2. Specific Comments
The examples selected for the samples have relatively broad lines. Would the method work as well for spectra with well-resolved (narrow) hyperfine lines? If so, what data acquisition and signal processing parameters would need to be adjusted?
Line 178 - what tools are used for 'noise-shaping?
The caption for Fig. 4 should state that the spectral parameters are the same as for Fig. 3.
In Fig. 5 is the lowest-field feature that dominates the signal for the 10 mM sample a background signal? If so, that should be clarified. The caption does not define the significance of the asterisks. Also, the caption states that the 1 mM reference spectrum was acquired by averaging 9 times, although the description in the main text for this spectrum does not mention averaging.

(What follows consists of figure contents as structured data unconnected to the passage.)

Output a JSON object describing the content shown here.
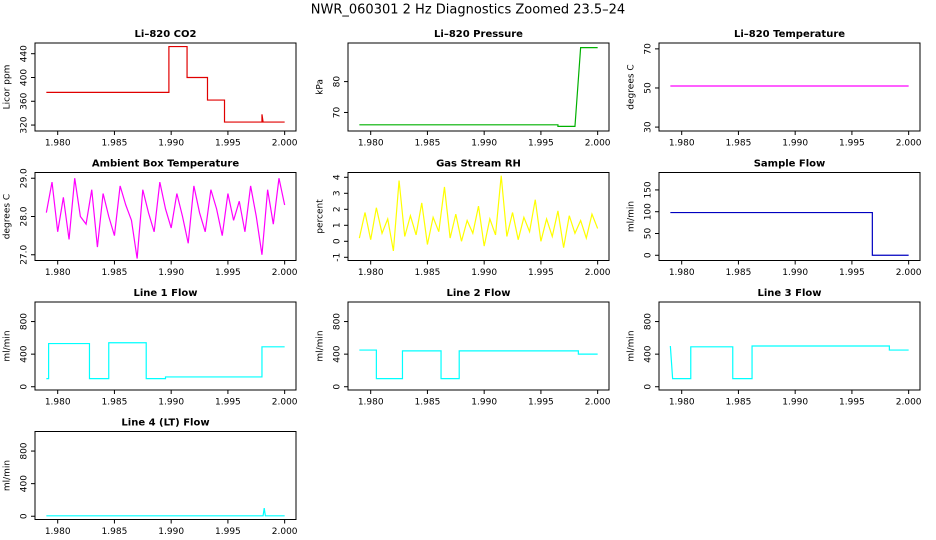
{
  "title": "NWR_060301  2 Hz Diagnostics Zoomed 23.5–24",
  "chart_data": [
    {
      "type": "line",
      "title": "Li–820 CO2",
      "ylabel": "Licor ppm",
      "color": "#e00000",
      "x": [
        1.979,
        1.9898,
        1.9898,
        1.9914,
        1.9914,
        1.9932,
        1.9932,
        1.9947,
        1.9947,
        1.998,
        1.998,
        1.9981,
        2.0
      ],
      "values": [
        375,
        375,
        452,
        452,
        400,
        400,
        362,
        362,
        325,
        325,
        338,
        325,
        325
      ],
      "xlim": [
        1.978,
        2.001
      ],
      "xticks": [
        {
          "value": 1.98,
          "label": "1.980"
        },
        1.985,
        {
          "value": 1.99,
          "label": "1.990"
        },
        1.995,
        {
          "value": 2.0,
          "label": "2.000"
        }
      ],
      "ylim": [
        310,
        458
      ],
      "yticks": [
        320,
        360,
        400,
        440
      ]
    },
    {
      "type": "line",
      "title": "Li–820 Pressure",
      "ylabel": "kPa",
      "color": "#00b000",
      "x": [
        1.979,
        1.9965,
        1.9965,
        1.998,
        1.9985,
        2.0
      ],
      "values": [
        66,
        66,
        65.5,
        65.5,
        91,
        91
      ],
      "xlim": [
        1.978,
        2.001
      ],
      "xticks": [
        {
          "value": 1.98,
          "label": "1.980"
        },
        1.985,
        {
          "value": 1.99,
          "label": "1.990"
        },
        1.995,
        {
          "value": 2.0,
          "label": "2.000"
        }
      ],
      "ylim": [
        64,
        92.5
      ],
      "yticks": [
        70,
        80
      ]
    },
    {
      "type": "line",
      "title": "Li–820 Temperature",
      "ylabel": "degrees C",
      "color": "#ff00ff",
      "x": [
        1.979,
        2.0
      ],
      "values": [
        51,
        51
      ],
      "xlim": [
        1.978,
        2.001
      ],
      "xticks": [
        {
          "value": 1.98,
          "label": "1.980"
        },
        1.985,
        {
          "value": 1.99,
          "label": "1.990"
        },
        1.995,
        {
          "value": 2.0,
          "label": "2.000"
        }
      ],
      "ylim": [
        28,
        73
      ],
      "yticks": [
        30,
        50,
        70
      ]
    },
    {
      "type": "line",
      "title": "Ambient Box Temperature",
      "ylabel": "degrees C",
      "color": "#ff00ff",
      "x": [
        1.979,
        1.9795,
        1.98,
        1.9805,
        1.981,
        1.9815,
        1.982,
        1.9825,
        1.983,
        1.9835,
        1.984,
        1.9845,
        1.985,
        1.9855,
        1.986,
        1.9865,
        1.987,
        1.9875,
        1.988,
        1.9885,
        1.989,
        1.9895,
        1.99,
        1.9905,
        1.991,
        1.9915,
        1.992,
        1.9925,
        1.993,
        1.9935,
        1.994,
        1.9945,
        1.995,
        1.9955,
        1.996,
        1.9965,
        1.997,
        1.9975,
        1.998,
        1.9985,
        1.999,
        1.9995,
        2.0
      ],
      "values": [
        28.1,
        28.9,
        27.6,
        28.5,
        27.4,
        29.0,
        28.0,
        27.8,
        28.7,
        27.2,
        28.6,
        28.0,
        27.5,
        28.8,
        28.3,
        27.9,
        26.9,
        28.7,
        28.1,
        27.6,
        28.9,
        28.2,
        27.7,
        28.6,
        28.0,
        27.3,
        28.8,
        28.1,
        27.6,
        28.7,
        28.2,
        27.5,
        28.6,
        27.9,
        28.4,
        27.6,
        28.8,
        28.0,
        27.0,
        28.7,
        27.8,
        29.0,
        28.3
      ],
      "xlim": [
        1.978,
        2.001
      ],
      "xticks": [
        {
          "value": 1.98,
          "label": "1.980"
        },
        1.985,
        {
          "value": 1.99,
          "label": "1.990"
        },
        1.995,
        {
          "value": 2.0,
          "label": "2.000"
        }
      ],
      "ylim": [
        26.85,
        29.15
      ],
      "yticks": [
        {
          "value": 27,
          "label": "27.0"
        },
        {
          "value": 28,
          "label": "28.0"
        },
        {
          "value": 29,
          "label": "29.0"
        }
      ]
    },
    {
      "type": "line",
      "title": "Gas Stream RH",
      "ylabel": "percent",
      "color": "#ffff00",
      "x": [
        1.979,
        1.9795,
        1.98,
        1.9805,
        1.981,
        1.9815,
        1.982,
        1.9825,
        1.983,
        1.9835,
        1.984,
        1.9845,
        1.985,
        1.9855,
        1.986,
        1.9865,
        1.987,
        1.9875,
        1.988,
        1.9885,
        1.989,
        1.9895,
        1.99,
        1.9905,
        1.991,
        1.9915,
        1.992,
        1.9925,
        1.993,
        1.9935,
        1.994,
        1.9945,
        1.995,
        1.9955,
        1.996,
        1.9965,
        1.997,
        1.9975,
        1.998,
        1.9985,
        1.999,
        1.9995,
        2.0
      ],
      "values": [
        0.2,
        1.8,
        0.1,
        2.1,
        0.5,
        1.4,
        -0.6,
        3.8,
        0.3,
        1.6,
        0.4,
        2.4,
        -0.2,
        1.5,
        0.6,
        3.4,
        0.2,
        1.7,
        0.0,
        1.3,
        0.5,
        2.2,
        -0.3,
        1.4,
        0.4,
        4.1,
        0.3,
        1.8,
        0.1,
        1.5,
        0.6,
        2.6,
        0.0,
        1.4,
        0.3,
        1.9,
        -0.4,
        1.6,
        0.5,
        1.3,
        0.2,
        1.7,
        0.8
      ],
      "xlim": [
        1.978,
        2.001
      ],
      "xticks": [
        {
          "value": 1.98,
          "label": "1.980"
        },
        1.985,
        {
          "value": 1.99,
          "label": "1.990"
        },
        1.995,
        {
          "value": 2.0,
          "label": "2.000"
        }
      ],
      "ylim": [
        -1.2,
        4.3
      ],
      "yticks": [
        -1,
        0,
        1,
        2,
        3,
        4
      ]
    },
    {
      "type": "line",
      "title": "Sample Flow",
      "ylabel": "ml/min",
      "color": "#0000c0",
      "x": [
        1.979,
        1.9968,
        1.9968,
        2.0
      ],
      "values": [
        98,
        98,
        0,
        0
      ],
      "xlim": [
        1.978,
        2.001
      ],
      "xticks": [
        {
          "value": 1.98,
          "label": "1.980"
        },
        1.985,
        {
          "value": 1.99,
          "label": "1.990"
        },
        1.995,
        {
          "value": 2.0,
          "label": "2.000"
        }
      ],
      "ylim": [
        -12,
        190
      ],
      "yticks": [
        0,
        50,
        100,
        150
      ]
    },
    {
      "type": "line",
      "title": "Line 1 Flow",
      "ylabel": "ml/min",
      "color": "#00ffff",
      "x": [
        1.979,
        1.9792,
        1.9792,
        1.9828,
        1.9828,
        1.9845,
        1.9845,
        1.9878,
        1.9878,
        1.9895,
        1.9895,
        1.998,
        1.998,
        2.0
      ],
      "values": [
        100,
        100,
        530,
        530,
        100,
        100,
        540,
        540,
        100,
        100,
        120,
        120,
        490,
        490
      ],
      "xlim": [
        1.978,
        2.001
      ],
      "xticks": [
        {
          "value": 1.98,
          "label": "1.980"
        },
        1.985,
        {
          "value": 1.99,
          "label": "1.990"
        },
        1.995,
        {
          "value": 2.0,
          "label": "2.000"
        }
      ],
      "ylim": [
        -40,
        1040
      ],
      "yticks": [
        0,
        400,
        800
      ]
    },
    {
      "type": "line",
      "title": "Line 2 Flow",
      "ylabel": "ml/min",
      "color": "#00ffff",
      "x": [
        1.979,
        1.9805,
        1.9805,
        1.9828,
        1.9828,
        1.9862,
        1.9862,
        1.9878,
        1.9878,
        1.9983,
        1.9983,
        2.0
      ],
      "values": [
        450,
        450,
        100,
        100,
        440,
        440,
        100,
        100,
        440,
        440,
        400,
        400
      ],
      "xlim": [
        1.978,
        2.001
      ],
      "xticks": [
        {
          "value": 1.98,
          "label": "1.980"
        },
        1.985,
        {
          "value": 1.99,
          "label": "1.990"
        },
        1.995,
        {
          "value": 2.0,
          "label": "2.000"
        }
      ],
      "ylim": [
        -40,
        1040
      ],
      "yticks": [
        0,
        400,
        800
      ]
    },
    {
      "type": "line",
      "title": "Line 3 Flow",
      "ylabel": "ml/min",
      "color": "#00ffff",
      "x": [
        1.979,
        1.9792,
        1.9808,
        1.9808,
        1.9845,
        1.9845,
        1.9862,
        1.9862,
        1.9983,
        1.9983,
        2.0
      ],
      "values": [
        500,
        100,
        100,
        490,
        490,
        100,
        100,
        500,
        500,
        450,
        450
      ],
      "xlim": [
        1.978,
        2.001
      ],
      "xticks": [
        {
          "value": 1.98,
          "label": "1.980"
        },
        1.985,
        {
          "value": 1.99,
          "label": "1.990"
        },
        1.995,
        {
          "value": 2.0,
          "label": "2.000"
        }
      ],
      "ylim": [
        -40,
        1040
      ],
      "yticks": [
        0,
        400,
        800
      ]
    },
    {
      "type": "line",
      "title": "Line 4 (LT) Flow",
      "ylabel": "ml/min",
      "color": "#00ffff",
      "x": [
        1.979,
        1.9981,
        1.9982,
        1.9983,
        2.0
      ],
      "values": [
        5,
        5,
        100,
        5,
        5
      ],
      "xlim": [
        1.978,
        2.001
      ],
      "xticks": [
        {
          "value": 1.98,
          "label": "1.980"
        },
        1.985,
        {
          "value": 1.99,
          "label": "1.990"
        },
        1.995,
        {
          "value": 2.0,
          "label": "2.000"
        }
      ],
      "ylim": [
        -40,
        1040
      ],
      "yticks": [
        0,
        400,
        800
      ]
    }
  ]
}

This need clarification.
The method was implemented on a Bruker spectrometer, which presumably means that sinusoidal modulation scans were used. If so, over what fraction of the sinusoidal scan was assumed to sufficiently linear to be used in reconstructing spectra?
How much software overhead is there in the implementation with ProDEL?
How sensitive are the S/N improvements to the extent of oversampling that is reduced in the final decimation step?
The ProDel code is available through github. However the Mathematica code and sample data are only available 'on request'. The effectiveness of the method may be strongly dependent on details of implementation. The paper should only be published if the code and sample data are made publicly available.